Under 65 Disability Trusts

An Under-65 Disability Trust is form of Special Needs Trust. Special Needs Trusts are designed for individuals who require public benefit programs such as Medicaid or the Oregon Health Plan. To maintain eligibility for these programs, the individual must not receive cash in excess of the particular program’s limits. However, maintaining eligibility is a problem when a disabled individual inherits, receives a settlement from a personal injury claim, or “earns too much” from working on their own. However, current federal and state regulations allow such funds to be held in trust for the disabled individual’s benefit.
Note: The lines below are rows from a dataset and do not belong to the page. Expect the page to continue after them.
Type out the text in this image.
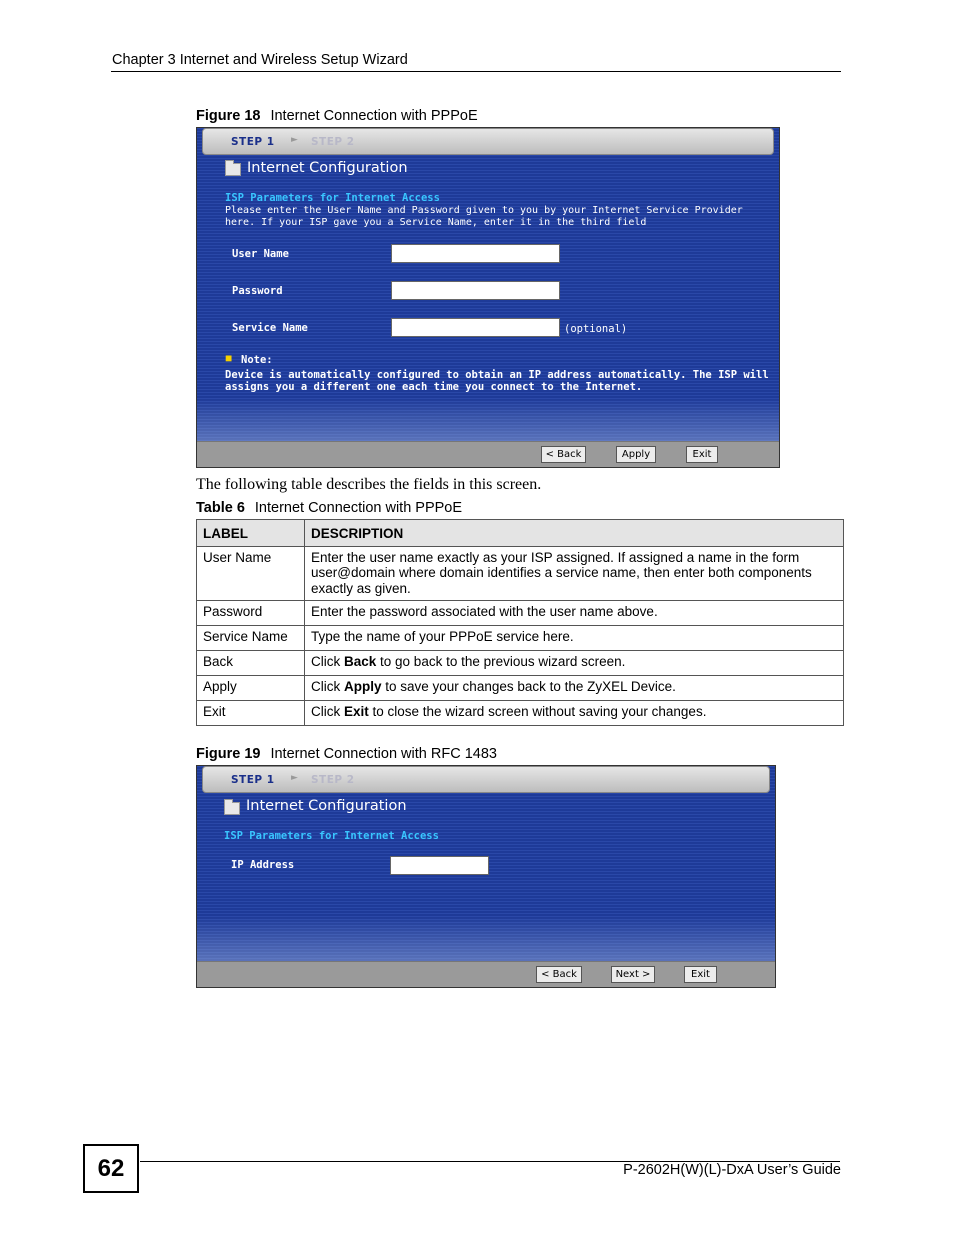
Chapter 3 Internet and Wireless Setup Wizard
Figure 18 Internet Connection with PPPoE
STEP 1 ► STEP 2
Internet Configuration
ISP Parameters for Internet Access
Please enter the User Name and Password given to you by your Internet Service Provider here. If your ISP gave you a Service Name, enter it in the third field
User Name
Password
Service Name	(optional)
■ Note:
Device is automatically configured to obtain an IP address automatically. The ISP will assigns you a different one each time you connect to the Internet.
< Back	Apply	Exit
The following table describes the fields in this screen.
Table 6 Internet Connection with PPPoE
LABEL	DESCRIPTION
User Name	Enter the user name exactly as your ISP assigned. If assigned a name in the form user@domain where domain identifies a service name, then enter both components exactly as given.
Password	Enter the password associated with the user name above.
Service Name	Type the name of your PPPoE service here.
Back	Click Back to go back to the previous wizard screen.
Apply	Click Apply to save your changes back to the ZyXEL Device.
Exit	Click Exit to close the wizard screen without saving your changes.
Figure 19 Internet Connection with RFC 1483
STEP 1 ► STEP 2
Internet Configuration
ISP Parameters for Internet Access
IP Address
< Back	Next >	Exit
62	P-2602H(W)(L)-DxA User’s Guide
Because these funds belong to the trust and not the individual, they are not counted as part of an individual’s resources and the individual may continue to qualify for the public assistance benefits. If a disabled person is the owner of the resources, the court can be petitioned to establish an Under 65 Disability Trust and the individual’s funds are transferred to this trust. However, any funds remaining in this trust at the disabled person’s passing will be paid back to the state or federal government.

This trust must be managed by a trustee on behalf of the person with the disability. The trustee can spend the funds in accordance with the rules set forth in the trust. Those rules preclude giving funds directly to the disabled individual or providing food or shelter in order to allow the individual to continue to qualify for the public assistance programs. However, funds can be used for such supplemental needs as travel, education, medical expenses not covered by public assistance programs (including dental work and vitamin supplements), pet expenses and many other similar expenses. A Special Needs Trust is a complex tool to create and maintain. Please contact our office for more information.

Medicaid Planning

In Oregon, Medicaid eligibility is determined by three factors:

  • Whether the person has the physical need for assistance;
  • How much income the individual earns; and
  • The value of the assets that the individual AND his/her spouse own.

A DHS worker will perform a needs-based assessment to determine the physical requirements for Medicaid. However, once the physical requirement is established, the financial need must also be assessed. In order to go onto Medicaid, an individual may only retain $2,0001 worth of nonexempt assets and may only earn $2,022.002. Often, an individual has assets over the limit and must spend down those assets before qualifying. An elder law attorney can provide guidance on how to best manage assets for future benefit.

Many individuals whose assets are under the resource limit earn slightly more income than is allowed. However, that income may still not be enough to pay for appropriate care. In such cases, an Income Cap Trust may be used to allow the individual to qualify for Medicaid.

Income Cap Trust

In an Income Cap Trust, the income of the individual (known as the “trustor”) is placed in a trust that is managed by a friend or family member (known as the “trustee”). The trustee uses the funds to pay for the trustor’s care. These funds must be spent in accordance with Medicaid rules. After an analysis of the trustor’s income and expenses, a payout plan known as Schedule B is created. Once the trust is established, the trustee must payout the funds according to the Schedule B. When the trustor passes away, any excess funds remaining in the trust are used to reimburse the state for its costs.

1. Please note, that many of the assets commonly owned may be exempt from this $2,000 limit. Some examples include: a home, car or burial plan depending on certain circumstances. Please talk to your elder law attorney for more details.

2. Please note, these figures are current through July 2009 only.